Munk School of Global Affairs
Good news for white farmers. The U.S. Department of Agriculture announced a new farm loan relief program this week, that aims to offer debt relief for farmers who are behind on loans or currently facing foreclosure. The money is from a $3.1 billion carveout in the Inflation Reduction Act, and a very good thing. Here’s the rub. An additional measure called The Emergency Relief for Farmers of Color Act was passed last year, which included $4 billion in loan forgiveness to growers of color, along with additional aid to farmers who struggled in the pandemic. But the core benefit of the program was an acknowledgement of the many decades of alleged racial discrimination and disparate treatment by the USDA reported be generations of farmers.

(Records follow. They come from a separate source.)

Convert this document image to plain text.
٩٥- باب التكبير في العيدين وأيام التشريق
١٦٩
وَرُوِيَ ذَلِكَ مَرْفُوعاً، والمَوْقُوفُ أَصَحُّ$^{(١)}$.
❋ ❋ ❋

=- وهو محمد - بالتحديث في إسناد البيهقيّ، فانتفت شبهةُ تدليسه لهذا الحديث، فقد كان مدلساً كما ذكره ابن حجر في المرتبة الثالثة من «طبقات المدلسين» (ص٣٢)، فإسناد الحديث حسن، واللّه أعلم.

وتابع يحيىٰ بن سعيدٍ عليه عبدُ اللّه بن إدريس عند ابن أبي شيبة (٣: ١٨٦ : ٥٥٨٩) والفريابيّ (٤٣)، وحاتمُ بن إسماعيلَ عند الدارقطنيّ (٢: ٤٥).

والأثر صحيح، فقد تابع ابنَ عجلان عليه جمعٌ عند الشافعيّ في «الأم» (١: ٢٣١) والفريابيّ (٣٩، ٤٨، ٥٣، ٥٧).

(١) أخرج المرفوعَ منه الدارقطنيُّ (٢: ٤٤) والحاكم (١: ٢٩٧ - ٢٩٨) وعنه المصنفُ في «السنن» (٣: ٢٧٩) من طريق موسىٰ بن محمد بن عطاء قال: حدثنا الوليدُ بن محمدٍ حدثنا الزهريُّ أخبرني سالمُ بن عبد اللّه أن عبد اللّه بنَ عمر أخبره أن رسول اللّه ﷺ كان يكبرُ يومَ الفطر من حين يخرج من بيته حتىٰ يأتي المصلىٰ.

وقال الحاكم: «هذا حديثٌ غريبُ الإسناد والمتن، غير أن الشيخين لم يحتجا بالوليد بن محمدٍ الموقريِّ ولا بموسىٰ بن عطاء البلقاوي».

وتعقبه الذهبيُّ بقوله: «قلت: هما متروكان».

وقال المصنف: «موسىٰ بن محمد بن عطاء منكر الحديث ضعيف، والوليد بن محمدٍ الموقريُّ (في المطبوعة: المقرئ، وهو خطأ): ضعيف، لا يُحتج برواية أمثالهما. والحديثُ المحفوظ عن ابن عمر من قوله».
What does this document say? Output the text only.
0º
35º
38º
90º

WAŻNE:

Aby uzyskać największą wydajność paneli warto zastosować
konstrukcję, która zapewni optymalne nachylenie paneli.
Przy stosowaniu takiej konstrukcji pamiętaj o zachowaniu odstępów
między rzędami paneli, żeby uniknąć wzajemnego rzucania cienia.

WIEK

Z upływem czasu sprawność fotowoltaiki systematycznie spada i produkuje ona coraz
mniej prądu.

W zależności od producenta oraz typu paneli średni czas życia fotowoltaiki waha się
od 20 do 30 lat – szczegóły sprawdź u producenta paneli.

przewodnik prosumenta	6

The aid to farmers of color has been removed from the Inflation Reduction Act.
CBS News
Parting words
“Every time you come into town, or you go into a gas station, or in a store, people look at you. You can feel them looking at you, feel them staring. I’ve never had anybody say anything (racist) to me in Vienna, but I’ve definitely felt the way they felt about me.”
—Victoria Vaughn, a biracial 17-year-old on visiting her white grandparents in Vienna, Ill., a “former” sundown town.